Paru chez Sarra édition en 2025, le recueil de nouvelles de Mondher Marzouki est magnifiée par un imaginaire singulier.. Paru initialement en langue arabe, il a été traduit en langue française par la traductrice Leyla daâmi, ensuite, en langue espagnole par Dr Hela Saidani, universitaire linguiste, francophone et hispanophone. La spécialiste en lettres s’est laissé tenter par cette aventure pour créer des ponts entre cultures, de confondre les récits oraux et écrits, et de s’enrichir mutuellement entre cultures.
Hela Saidani, vous signez la traduction en langue espagnole de quatre histoires extraites du recueil de Mondher Marzouki titré en version française «L’arbre fantasmagorique et les rêves sublimes». Vous qui êtes francophone et francisante, comment cette aventure a pu être menée à bout ?
En tant qu’universitaire linguiste, je suis profondément passionnée par les langues et les passerelles culturelles qu’elles permettent de construire. Cette aventure de traduction m’a beaucoup honorée et touchée : celle de traduire 4 nouvelles de « L’arbre fantasmagorique et les rêves sublimes » de Mondher Marzouki, et ce, du français vers l’espagnol. Leyla Daâmi, traductrice en langue française, s’est minutieusement mise à traduire le livre en entier en langue française depuis plus d’un an. Par hasard, les deux versions en espagnol et en français sont parues en même temps. Le livre en arabe est paru dans sa première édition en 2023. J’ai repris le titre en le traduisant mot à mot du français à l’espagnol, tout en me basant sur la version originale en arabe. Cela était plus qu’un exercice linguistique, je dirais plutôt que je m’étais lancée dans une forme de médiation interculturelle.

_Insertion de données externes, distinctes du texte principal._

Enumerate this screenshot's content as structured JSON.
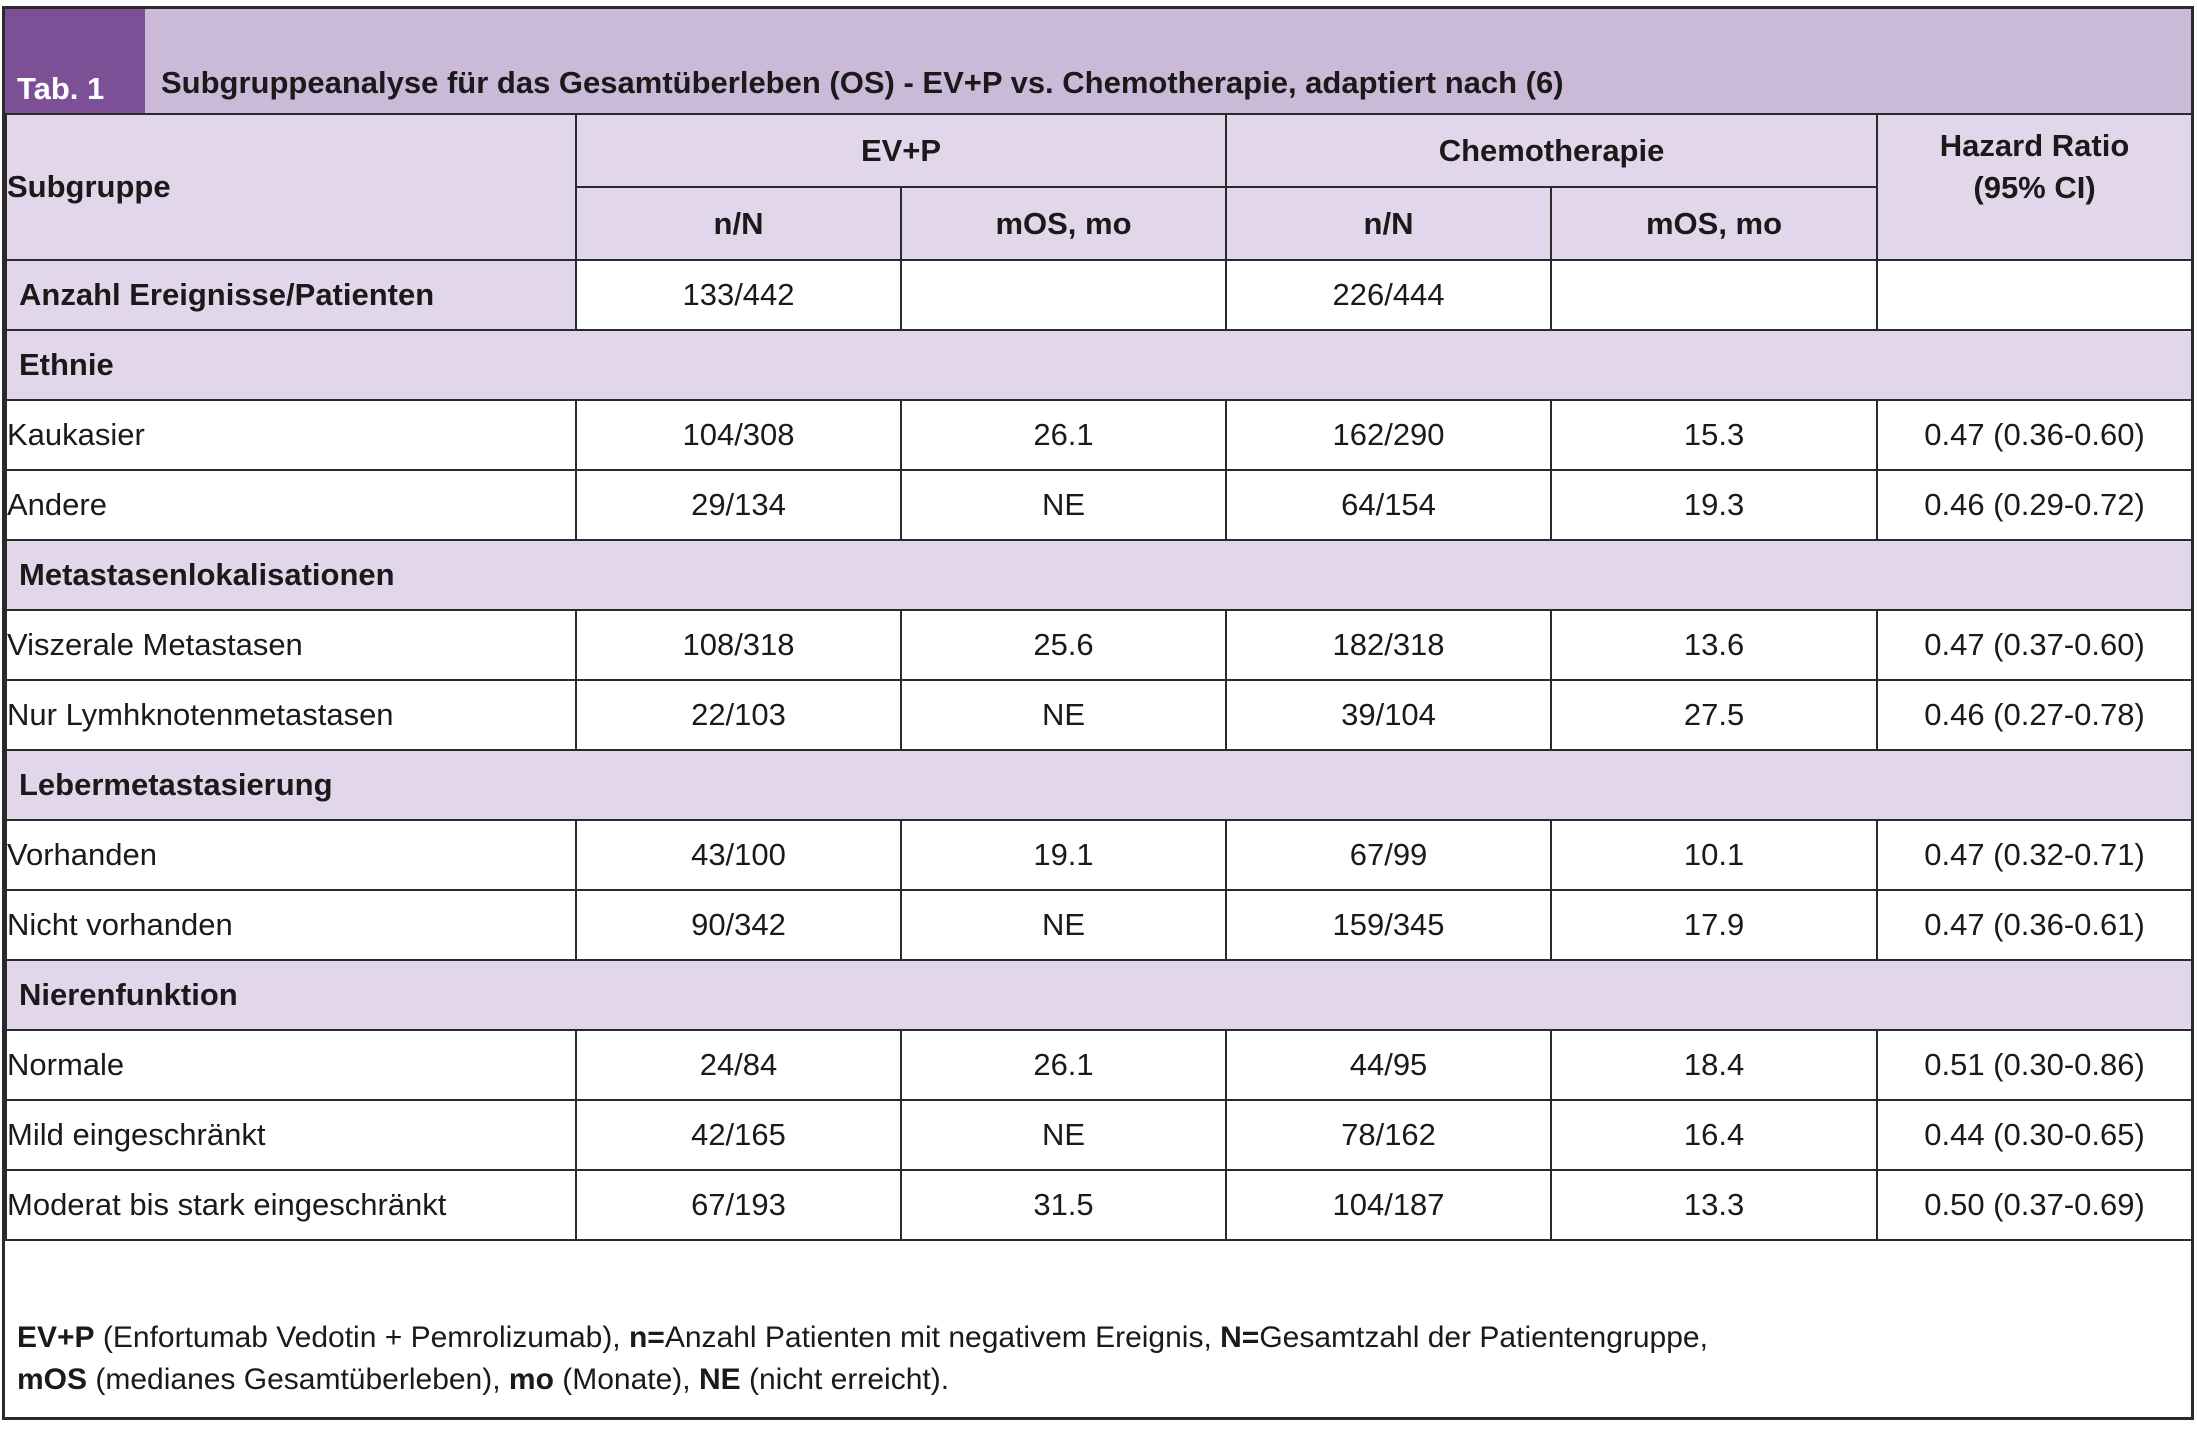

Ce projet de traduction s’est inscrit dans une triple démarche : Académique, artistique et personnelle. «Académique», car il s’agit de respecter la richesse stylistique de l’auteur, sa profondeur philosophique et ses images poétiques. «Artistique», car il fallait recréer l’univers onirique de ces nouvelles dans une langue à la fois différente et complémentaire. «Personnelle», car en tant que Tunisienne arabe, francisante de formation, francophone, francophile et hispanophone (à travers mes années d’études en Espagne), je me suis retrouvée, consciemment ou non, dans un triple dialogue entre les cultures arabe, francophone et hispanophone.
Pendant la traduction, je ne me suis pas contentée d’une simple transposition linguistique, il a fallu penser en profondeur les équivalences culturelles, les nuances émotionnelles et les rythmes propre à chaque langue. Cette richesse due à des allers-retours entre les langues a rendu l’expérience stimulante et édifiante.
Ce projet est né d’une double volonté, celle de l’auteur qui m’a découverte, et de la mienne. Je l’ai consulté à plusieurs reprises, et discuté longuement autour de ce projet de traduction. J’ai pris en considération une réalité culturelle liée à l’Espagne. Je me suis occupée de la mise en page du recueil. Je suis heureuse d’avoir pu faire rayonner une œuvre tunisienne à l’étranger à travers l’une des langues que je maîtrise le plus « L’espagnol », prolongeant ainsi les récits en dehors des frontières tunisiennes.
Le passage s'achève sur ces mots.